Forest-based Classification and Regression (GeoAnalytics)

Summary

Creates models and generates predictions using an adaptation of the random forest algorithm, which is a supervised machine learning method developed by Leo Breiman and Adele Cutler. Predictions can be performed for both categorical variables (classification) and continuous variables (regression). Explanatory variables can take the form of fields in the attribute table of the training features. In addition to validation of model performance based on the training data, predictions can be made to features.

Legacy:

The ArcGIS GeoAnalytics Server extension is being deprecated in ArcGIS Enterprise. The final release of GeoAnalytics Server was included with ArcGIS Enterprise 11.3. This geoprocessing tool is available through ArcGIS Enterprise 11.3 and earlier versions.

Usage

  • This tool creates hundreds of trees, called an ensemble of decision trees, to create a model that can be used for prediction. Each decision tree is created using randomly generated portions of the original (training) data. Each tree generates its own prediction and votes on an outcome. The forest model considers votes from all decision trees to predict or classify the outcome of an unknown sample. This is important, as individual trees may have issues with overfitting a model; however, combining multiple trees in a forest for prediction addresses the overfitting problem associated with a single tree.

  • This tool can be used in two operation modes. The Train mode can be used to evaluate the performance of different models as you explore different explanatory variables and tool settings. Once a good model has been found, you can use the Train and Predict mode.

  • This tool does not support inputs with date only or time only fields.

  • This is a data-driven tool and performs best on large datasets. The tool should be trained on at least several hundred features for best results. It is not an appropriate tool for very small datasets.

  • Input Training Features can be tables, points, lines, or polygon features. This tool does not work with multipart data.

  • Features with one or more null values or empty string values in prediction or explanatory fields will be excluded from the output. You can modify values using the Calculate Field tool if necessary.

  • This tool produces a variety of outputs depending on the following operation modes:

    • Train produces the following two outputs:
      • Output trained features—Contains all of the Input Training Features used in the model created as well as all of the explanatory variables used in the model. It also contains predictions for all of the features used for training the model, which can be helpful in assessing the performance of the model created.
      • Tool summary messages—Messages to help you understand the performance of the model created. The messages include information about model characteristics, variable importance, and validation diagnostics.
    • Train and Predict produces the following three outputs:
      • Output trained features—Contains all of the Input Training Features used in the model created as well as all of the explanatory variables used in the model. It also contains predictions for all of the features used for training the model, which can be helpful in assessing the performance of the model created.
      • Output predicted features—A layer of predicted results. Predictions are applied to the layer to predict (use the Input Prediction Features option) using the model generated from the training layer.
      • Tool summary messages—Messages to help you understand the performance of the model created. The messages include information about model characteristics, variable importance, and validation diagnostics.

  • You can use the Create Variable Importance Table parameter to create a table to display a chart of variable importance for evaluation. The top 20 variable importance values are also reported in the messages window.

  • Explanatory variables can come from fields and should contain a variety of values. If the explanatory variable is categorical, the Categorical check box should be checked (variables of type string will automatically be checked). Categorical explanatory variables are limited to 60 unique values, though a smaller number of categories will improve model performance. For a given data size, the more categories a variable contains, the more likely it is that it will dominate the model and lead to less effective prediction results.

  • When matching explanatory variables, the Training Field and Prediction Field must have fields that are the same type (a double field in Training Field must be matched to a double field in Prediction Field for example).

  • Forest-based models do not extrapolate; they can only classify or predict to a value that the model was trained on. Train the model with training features and explanatory variables that are within the range of your target features and variables. The tool will fail if categories exist in the prediction explanatory variables that are not present in the training features.

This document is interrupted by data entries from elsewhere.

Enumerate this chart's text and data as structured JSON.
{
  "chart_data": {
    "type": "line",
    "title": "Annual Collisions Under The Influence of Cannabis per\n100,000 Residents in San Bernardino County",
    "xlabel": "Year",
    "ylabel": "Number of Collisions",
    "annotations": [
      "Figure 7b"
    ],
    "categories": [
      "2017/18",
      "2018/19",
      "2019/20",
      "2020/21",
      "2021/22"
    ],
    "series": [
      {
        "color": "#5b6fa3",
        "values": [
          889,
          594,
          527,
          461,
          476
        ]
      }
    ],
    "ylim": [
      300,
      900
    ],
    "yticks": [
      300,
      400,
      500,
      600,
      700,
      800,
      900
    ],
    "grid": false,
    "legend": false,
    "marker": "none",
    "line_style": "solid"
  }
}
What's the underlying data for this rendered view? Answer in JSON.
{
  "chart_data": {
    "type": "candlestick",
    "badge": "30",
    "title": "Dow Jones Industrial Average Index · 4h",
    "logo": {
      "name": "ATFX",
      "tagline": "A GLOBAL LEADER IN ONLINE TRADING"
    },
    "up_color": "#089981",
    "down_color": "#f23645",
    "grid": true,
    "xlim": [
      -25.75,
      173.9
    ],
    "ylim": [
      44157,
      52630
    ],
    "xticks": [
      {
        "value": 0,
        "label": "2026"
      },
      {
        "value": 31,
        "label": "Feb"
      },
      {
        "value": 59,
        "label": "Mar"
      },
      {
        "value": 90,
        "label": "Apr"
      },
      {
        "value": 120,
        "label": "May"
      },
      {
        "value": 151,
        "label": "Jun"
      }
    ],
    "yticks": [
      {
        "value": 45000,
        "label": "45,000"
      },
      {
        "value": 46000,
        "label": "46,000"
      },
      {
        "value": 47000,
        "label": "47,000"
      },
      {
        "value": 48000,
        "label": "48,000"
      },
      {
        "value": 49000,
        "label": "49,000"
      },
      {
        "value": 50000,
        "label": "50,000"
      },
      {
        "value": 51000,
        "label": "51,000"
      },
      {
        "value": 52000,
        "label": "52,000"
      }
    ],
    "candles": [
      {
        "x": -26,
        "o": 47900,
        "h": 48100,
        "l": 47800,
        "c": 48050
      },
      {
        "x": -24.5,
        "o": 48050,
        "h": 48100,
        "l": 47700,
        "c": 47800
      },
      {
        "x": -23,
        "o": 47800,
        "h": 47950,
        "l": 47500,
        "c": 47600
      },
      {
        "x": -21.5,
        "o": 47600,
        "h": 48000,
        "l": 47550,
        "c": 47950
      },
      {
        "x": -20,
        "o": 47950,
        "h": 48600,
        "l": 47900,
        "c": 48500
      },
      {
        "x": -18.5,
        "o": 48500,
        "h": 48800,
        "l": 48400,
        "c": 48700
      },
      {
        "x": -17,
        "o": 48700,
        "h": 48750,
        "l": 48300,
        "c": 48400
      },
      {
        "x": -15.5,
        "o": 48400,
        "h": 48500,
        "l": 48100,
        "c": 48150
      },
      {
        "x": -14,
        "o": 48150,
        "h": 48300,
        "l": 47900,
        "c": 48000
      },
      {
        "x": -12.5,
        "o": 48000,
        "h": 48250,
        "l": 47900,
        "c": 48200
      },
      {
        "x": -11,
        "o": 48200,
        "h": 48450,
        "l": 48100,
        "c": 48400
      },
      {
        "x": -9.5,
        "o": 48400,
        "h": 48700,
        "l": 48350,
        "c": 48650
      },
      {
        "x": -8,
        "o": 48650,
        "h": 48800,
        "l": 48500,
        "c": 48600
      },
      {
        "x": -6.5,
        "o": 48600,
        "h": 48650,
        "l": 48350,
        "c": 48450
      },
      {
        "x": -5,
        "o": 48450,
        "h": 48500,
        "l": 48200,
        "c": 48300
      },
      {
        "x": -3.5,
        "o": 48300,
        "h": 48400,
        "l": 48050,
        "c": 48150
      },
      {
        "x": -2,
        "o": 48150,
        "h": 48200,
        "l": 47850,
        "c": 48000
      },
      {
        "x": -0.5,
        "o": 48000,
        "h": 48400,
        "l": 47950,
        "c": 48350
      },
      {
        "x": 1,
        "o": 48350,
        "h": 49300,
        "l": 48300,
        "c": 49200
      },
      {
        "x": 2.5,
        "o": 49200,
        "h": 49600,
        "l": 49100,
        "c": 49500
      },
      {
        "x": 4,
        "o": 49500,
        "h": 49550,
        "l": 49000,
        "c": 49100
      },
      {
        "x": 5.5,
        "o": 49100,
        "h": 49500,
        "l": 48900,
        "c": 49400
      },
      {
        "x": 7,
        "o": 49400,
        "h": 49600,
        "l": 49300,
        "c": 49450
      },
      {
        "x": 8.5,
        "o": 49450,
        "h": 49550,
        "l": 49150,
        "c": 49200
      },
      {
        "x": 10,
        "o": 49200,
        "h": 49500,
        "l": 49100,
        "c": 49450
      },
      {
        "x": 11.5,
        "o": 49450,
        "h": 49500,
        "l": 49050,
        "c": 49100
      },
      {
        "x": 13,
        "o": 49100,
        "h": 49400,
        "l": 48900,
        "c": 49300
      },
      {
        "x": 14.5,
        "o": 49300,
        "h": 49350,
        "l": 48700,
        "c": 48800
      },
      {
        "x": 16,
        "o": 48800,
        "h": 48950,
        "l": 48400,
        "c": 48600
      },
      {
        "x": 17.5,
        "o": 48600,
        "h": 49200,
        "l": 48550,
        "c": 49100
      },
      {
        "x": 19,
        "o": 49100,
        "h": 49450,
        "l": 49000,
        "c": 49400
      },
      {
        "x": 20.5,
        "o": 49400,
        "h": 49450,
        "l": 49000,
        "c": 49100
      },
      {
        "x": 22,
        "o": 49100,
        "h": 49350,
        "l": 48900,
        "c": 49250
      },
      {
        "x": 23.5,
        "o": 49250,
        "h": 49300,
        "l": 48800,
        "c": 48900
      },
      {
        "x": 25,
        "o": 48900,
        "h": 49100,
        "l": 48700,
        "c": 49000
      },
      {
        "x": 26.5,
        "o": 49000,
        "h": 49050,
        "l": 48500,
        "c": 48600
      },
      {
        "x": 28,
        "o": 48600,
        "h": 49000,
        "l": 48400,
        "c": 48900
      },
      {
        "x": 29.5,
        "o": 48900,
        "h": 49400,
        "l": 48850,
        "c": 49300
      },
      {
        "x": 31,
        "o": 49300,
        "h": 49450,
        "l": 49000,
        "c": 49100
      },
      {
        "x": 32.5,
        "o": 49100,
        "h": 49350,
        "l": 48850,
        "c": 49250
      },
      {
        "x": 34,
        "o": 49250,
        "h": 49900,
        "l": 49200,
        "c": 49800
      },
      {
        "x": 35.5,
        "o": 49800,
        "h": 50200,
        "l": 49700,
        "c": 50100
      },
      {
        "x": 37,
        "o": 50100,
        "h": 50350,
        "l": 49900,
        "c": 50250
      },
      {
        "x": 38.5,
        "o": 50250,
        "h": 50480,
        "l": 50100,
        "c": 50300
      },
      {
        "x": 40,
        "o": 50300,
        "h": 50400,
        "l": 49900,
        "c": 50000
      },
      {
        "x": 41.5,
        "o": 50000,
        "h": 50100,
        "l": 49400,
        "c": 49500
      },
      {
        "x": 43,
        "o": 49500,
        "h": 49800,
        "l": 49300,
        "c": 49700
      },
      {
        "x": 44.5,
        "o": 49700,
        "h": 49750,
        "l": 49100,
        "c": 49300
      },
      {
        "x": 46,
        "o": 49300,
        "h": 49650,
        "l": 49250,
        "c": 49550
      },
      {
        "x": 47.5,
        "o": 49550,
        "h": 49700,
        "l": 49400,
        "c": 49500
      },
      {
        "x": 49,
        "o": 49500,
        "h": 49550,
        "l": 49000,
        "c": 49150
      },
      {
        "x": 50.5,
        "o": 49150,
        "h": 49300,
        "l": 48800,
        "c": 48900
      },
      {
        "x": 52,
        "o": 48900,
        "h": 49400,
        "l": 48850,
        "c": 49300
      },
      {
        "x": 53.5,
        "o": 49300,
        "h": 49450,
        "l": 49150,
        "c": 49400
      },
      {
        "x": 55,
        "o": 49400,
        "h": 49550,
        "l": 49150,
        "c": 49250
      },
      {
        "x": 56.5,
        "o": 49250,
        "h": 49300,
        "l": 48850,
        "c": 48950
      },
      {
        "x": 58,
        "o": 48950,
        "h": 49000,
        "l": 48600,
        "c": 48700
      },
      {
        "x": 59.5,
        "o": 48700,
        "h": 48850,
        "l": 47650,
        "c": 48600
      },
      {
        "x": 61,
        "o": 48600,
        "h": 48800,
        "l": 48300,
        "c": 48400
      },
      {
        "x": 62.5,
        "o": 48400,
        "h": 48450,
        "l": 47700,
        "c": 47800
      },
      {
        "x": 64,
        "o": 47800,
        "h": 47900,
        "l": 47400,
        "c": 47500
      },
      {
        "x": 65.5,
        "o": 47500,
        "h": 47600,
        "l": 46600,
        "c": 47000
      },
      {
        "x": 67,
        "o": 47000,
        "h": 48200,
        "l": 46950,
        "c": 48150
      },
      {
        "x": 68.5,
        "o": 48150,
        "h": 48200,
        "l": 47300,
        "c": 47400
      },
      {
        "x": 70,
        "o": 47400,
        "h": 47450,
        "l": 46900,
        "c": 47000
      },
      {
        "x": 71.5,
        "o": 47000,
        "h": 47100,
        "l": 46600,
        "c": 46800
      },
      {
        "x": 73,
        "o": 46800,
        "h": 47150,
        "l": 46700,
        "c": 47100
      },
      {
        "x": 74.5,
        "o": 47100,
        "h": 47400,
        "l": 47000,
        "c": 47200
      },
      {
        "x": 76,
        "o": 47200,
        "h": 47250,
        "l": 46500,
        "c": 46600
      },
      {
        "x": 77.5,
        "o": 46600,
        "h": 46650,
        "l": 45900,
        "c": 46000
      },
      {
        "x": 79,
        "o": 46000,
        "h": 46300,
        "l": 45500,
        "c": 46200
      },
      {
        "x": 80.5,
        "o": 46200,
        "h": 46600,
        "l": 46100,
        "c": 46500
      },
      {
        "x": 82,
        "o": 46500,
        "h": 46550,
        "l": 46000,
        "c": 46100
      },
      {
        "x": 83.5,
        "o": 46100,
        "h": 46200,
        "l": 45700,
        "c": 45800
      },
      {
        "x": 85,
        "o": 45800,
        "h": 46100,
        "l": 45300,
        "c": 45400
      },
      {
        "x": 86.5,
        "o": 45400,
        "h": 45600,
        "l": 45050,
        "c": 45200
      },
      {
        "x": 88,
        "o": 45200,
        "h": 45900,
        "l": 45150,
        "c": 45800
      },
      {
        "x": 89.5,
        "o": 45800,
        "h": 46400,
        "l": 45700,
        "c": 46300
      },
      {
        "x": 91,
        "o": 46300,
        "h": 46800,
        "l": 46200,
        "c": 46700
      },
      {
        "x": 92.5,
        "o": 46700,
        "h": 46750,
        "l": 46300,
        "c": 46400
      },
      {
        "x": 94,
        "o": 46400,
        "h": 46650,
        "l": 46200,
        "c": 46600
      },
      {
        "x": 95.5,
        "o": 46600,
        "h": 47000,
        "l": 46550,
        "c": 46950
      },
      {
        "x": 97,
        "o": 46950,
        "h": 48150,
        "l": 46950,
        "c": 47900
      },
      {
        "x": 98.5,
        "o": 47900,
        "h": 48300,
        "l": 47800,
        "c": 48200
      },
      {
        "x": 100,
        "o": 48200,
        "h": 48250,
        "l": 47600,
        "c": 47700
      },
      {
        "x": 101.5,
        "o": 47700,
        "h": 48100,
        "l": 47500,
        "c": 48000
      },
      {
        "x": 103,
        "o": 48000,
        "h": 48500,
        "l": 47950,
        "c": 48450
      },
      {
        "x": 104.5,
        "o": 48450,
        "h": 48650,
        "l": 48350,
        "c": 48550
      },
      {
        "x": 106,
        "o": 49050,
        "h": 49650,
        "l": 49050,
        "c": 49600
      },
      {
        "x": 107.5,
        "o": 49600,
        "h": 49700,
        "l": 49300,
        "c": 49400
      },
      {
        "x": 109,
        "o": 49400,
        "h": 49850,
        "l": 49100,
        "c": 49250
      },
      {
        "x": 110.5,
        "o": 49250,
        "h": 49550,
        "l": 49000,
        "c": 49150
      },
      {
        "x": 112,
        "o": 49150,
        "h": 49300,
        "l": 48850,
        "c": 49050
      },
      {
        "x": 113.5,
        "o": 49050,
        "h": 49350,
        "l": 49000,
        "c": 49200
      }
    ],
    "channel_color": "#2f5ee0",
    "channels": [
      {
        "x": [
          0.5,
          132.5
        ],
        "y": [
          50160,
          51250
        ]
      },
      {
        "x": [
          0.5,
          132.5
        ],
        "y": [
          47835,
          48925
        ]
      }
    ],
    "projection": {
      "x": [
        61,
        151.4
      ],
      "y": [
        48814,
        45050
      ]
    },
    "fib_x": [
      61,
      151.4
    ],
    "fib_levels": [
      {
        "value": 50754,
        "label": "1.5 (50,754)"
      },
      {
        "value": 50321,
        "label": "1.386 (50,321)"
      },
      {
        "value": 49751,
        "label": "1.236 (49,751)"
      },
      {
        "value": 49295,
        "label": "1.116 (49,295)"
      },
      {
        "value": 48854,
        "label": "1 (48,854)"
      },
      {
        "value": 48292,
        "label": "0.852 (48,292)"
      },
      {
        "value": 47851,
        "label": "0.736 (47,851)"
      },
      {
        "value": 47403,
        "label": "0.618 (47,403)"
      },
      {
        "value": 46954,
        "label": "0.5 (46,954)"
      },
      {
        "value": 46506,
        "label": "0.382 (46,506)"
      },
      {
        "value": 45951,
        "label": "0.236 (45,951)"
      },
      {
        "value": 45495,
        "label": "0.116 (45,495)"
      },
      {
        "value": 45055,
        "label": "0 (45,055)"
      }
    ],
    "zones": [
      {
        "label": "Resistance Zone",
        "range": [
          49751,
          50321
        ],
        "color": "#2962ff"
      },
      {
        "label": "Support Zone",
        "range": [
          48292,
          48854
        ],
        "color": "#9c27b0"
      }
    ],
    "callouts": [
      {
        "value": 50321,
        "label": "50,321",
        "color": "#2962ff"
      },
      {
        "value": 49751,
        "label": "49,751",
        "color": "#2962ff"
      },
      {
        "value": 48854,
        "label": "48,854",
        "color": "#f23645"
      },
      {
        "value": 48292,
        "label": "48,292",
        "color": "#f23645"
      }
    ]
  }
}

  • The default value for the Number of Trees parameter is 100. Increasing the number of trees in the forest model will result in more accurate model prediction, but the model will take longer to calculate.

  • A single layer for training and a single layer for prediction are supported. To combine multiple datasets into one, use the Build Multi-Variable Grid and Enrich from Multi-Variable Grid tools to generate input data.

  • This geoprocessing tool is powered by ArcGIS GeoAnalytics Server. Analysis is completed on GeoAnalytics Server, and results are stored in your content in ArcGIS Enterprise.

  • When running GeoAnalytics Server tools, the analysis is completed on GeoAnalytics Server. For optimal performance, make data available to GeoAnalytics Server through feature layers hosted on your ArcGIS Enterprise portal or through big data file shares. Data that is not local to GeoAnalytics Server will be moved to GeoAnalytics Server before analysis begins. This means that it will take longer to run a tool and, in some cases, moving the data from ArcGIS Pro to GeoAnalytics Server may fail. The threshold for failure depends on your network speeds, as well as the size and complexity of the data. It is recommended that you always share your data or create a big data file share.

    Learn more about sharing data to your portal

    Learn more about creating a big data file share through Server Manager

Parameters

LabelExplanationData Type
Prediction Type

Specifies the operation mode of the tool. The tool can be run to train a model to only assess performance, predict features, or create a prediction surface.

  • Train onlyA model will be trained, but no predictions will be generated. Use this option to assess the accuracy of your model before generating predictions. This option will output model diagnostics in the messages window and a chart of variable importance. This is the default
  • Train and PredictPredictions or classifications will be generated for features. Explanatory variables must be provided for both the training features and the features to be predicted. The output of this option will be a feature class, model diagnostics in the messages window, and an optional table of variable importance.
String
Input Training Features

The layercontaining the Variable to Predict parameter and the explanatory training variables fields.

Record Set
Output Features Name
(Optional)

The output feature layer name.

String
Variable to Predict
(Optional)

The variable from the Input Training Features parameter containing the values to be used to train the model. This field contains known (training) values of the variable that will be used to predict at unknown locations.

Field
Treat Variable as Categorical
(Optional)

Specifies whether Variable to Predict is a categorical variable.

  • Checked—Variable to Predict is a categorical variable and the tool will perform classification.
  • Unchecked—Variable to Predict is continuous and the tool will perform regression. This is the default.
Boolean
Explanatory Variables
(Optional)

A list of fields representing the explanatory variables that help predict the value or category of Variable to Predict. Check the Categorical check box for any variables that represent classes or categories (such as land cover or presence or absence).

Value Table
Create Variable Importance Table
(Optional)

Specifies whether the output table will contain information describing the importance of each explanatory variable used in the model.

  • Checked—The output table will contain information for each explanatory variable.
  • Unchecked—The output table will not contain information for each explanatory variable. This is the default.
Boolean
Input Prediction Features
(Optional)

A feature layer representing locations where predictions will be made. This feature layer must also contain any explanatory variables provided as fields that correspond to those used from the training data.

Record Set
Match Explanatory Variables
(Optional)

A list of Explanatory Variables specified from Input Training Features on the right and their corresponding fields from Input Prediction Features on the left.

Value Table
Number of Trees
(Optional)

The number of trees to create in the forest model. More trees will generally result in more accurate model prediction, but the model will take longer to calculate. The default number of trees is 100.

Long
Minimum Leaf Size
(Optional)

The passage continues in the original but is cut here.